There’s a woman beside me who searches for a nail shade that will match her bright orange headband. She says it was her mother’s, then begins to complain to the nail lady about her shop. We’re always busy but we’re not making any money. I just had to give a lady $40 back because she couldn’t figure out how to use a mop. I don’t even do refunds. Exchange only. But I had to make an exception because she’s psycho. I’m sure you have ladies that are never happy with their nails either and they come in to have the smallest things fixed. Will they ever be happy? I don’t think so. My cousin Rebecca is like that. Never happy. Won’t give me any space. I think she’s obsessed with me. I had to call her husband and say take care of your wife. She wants too much of my time.
We sit with my secret, listening. The two of us, me and my not-baby. My womb is both empty and full, swimming in a limbo of reluctant godhood. And while the red lacquer bakes under the warm blue light I think about the poem I’m going to write. Or rather, I think about how there are two poems, and I don’t know which I will write until I piss on a stick.
The woman beside me is still talking about Rebecca. Maybe having a baby would fix her depression. Maybe it would fix mine. I want a baby. Or, well, I want to be a mother. I think I’d be a good mother if I had the time. I’m always working. But you’re always working too, I guess. Do your kids ever say, Mommy you work too much?
But does it really matter, to the poem, whether or not I am pregnant? I suppose not. What matters is what I will say to the clinic when I call to ask for an abortion. I need a script, not a poem, polite, concise, appropriately ashamed. I rehearse it in my head while the nail lady does the second coat. She says she likes me because I sit still and I’m not picky. This makes me happy because I can imagine this means I would also be good at having an abortion. And the last thing I want is to be a bother to anyone. The woman leans over to me and says, I love that color. Perfect for fall, for Halloween. Blood red.
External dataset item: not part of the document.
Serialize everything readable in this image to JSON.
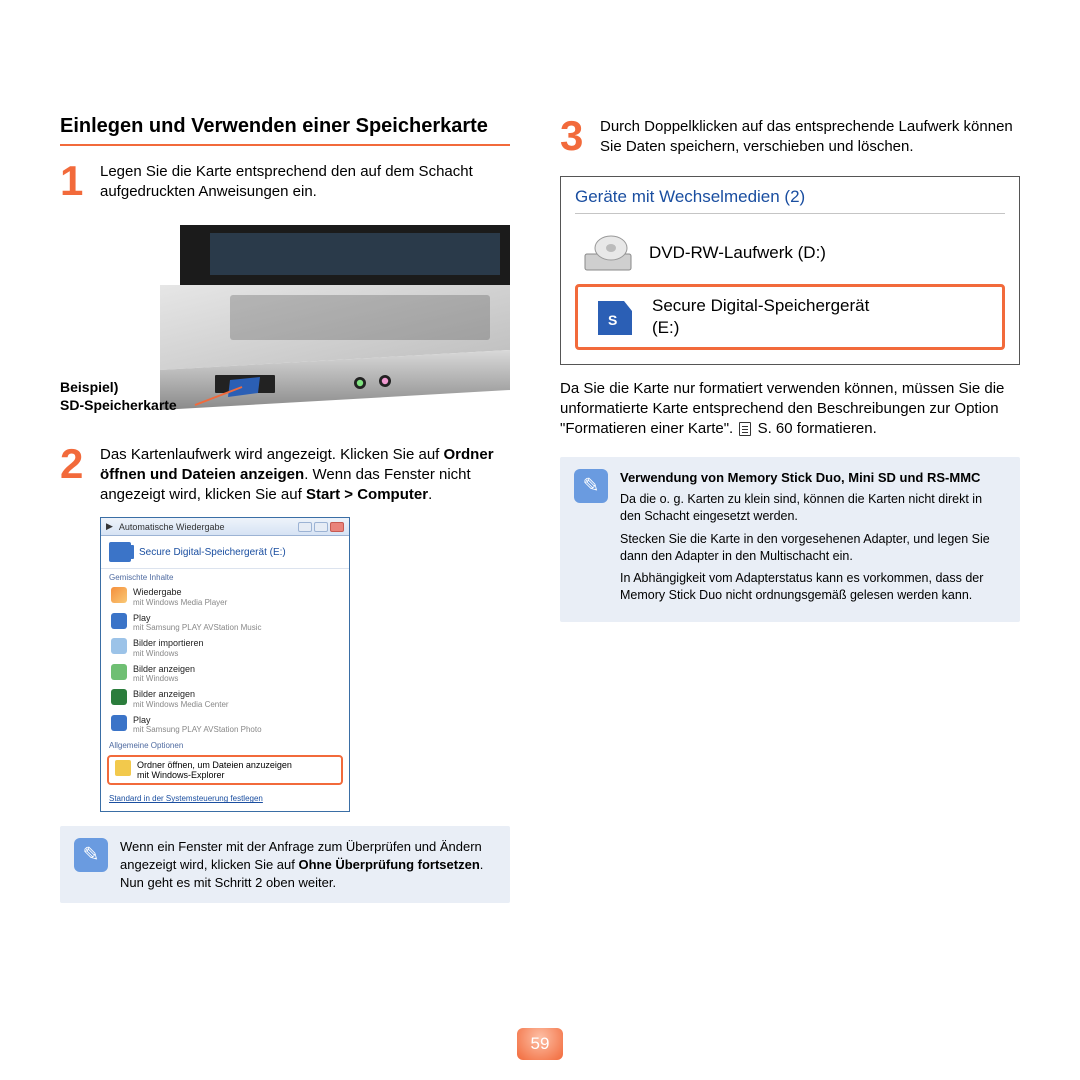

I tip generously. I enter the rain. I go to the drugstore on fourth and vine. I buy toilet paper, a silver-foil slab of rich chocolate, and a $15 arbiter of fate, slim and pink. The cashier scans it mechanically. Maybe he’s imagining what I’ll look like with a belly or, crueler, what I looked like conceiving it. Or maybe he doesn’t notice whether it’s a pregnancy test, gum, lipstick, or laxatives. He calculates my total and I, the month my not-baby would be born. May or June. Hopefully May like my mother. Oh how rich are the lives women imagine we live! Just now, I am walking home with my nails, freshly red and dewy with rain, and I’m clutching to my chest the precious package of twelve toilet rolls, and, for not much longer, there both is and is not a life inside my lush body, that I will and will not kill, dreaming in scarlet. The only color I can imagine it knows.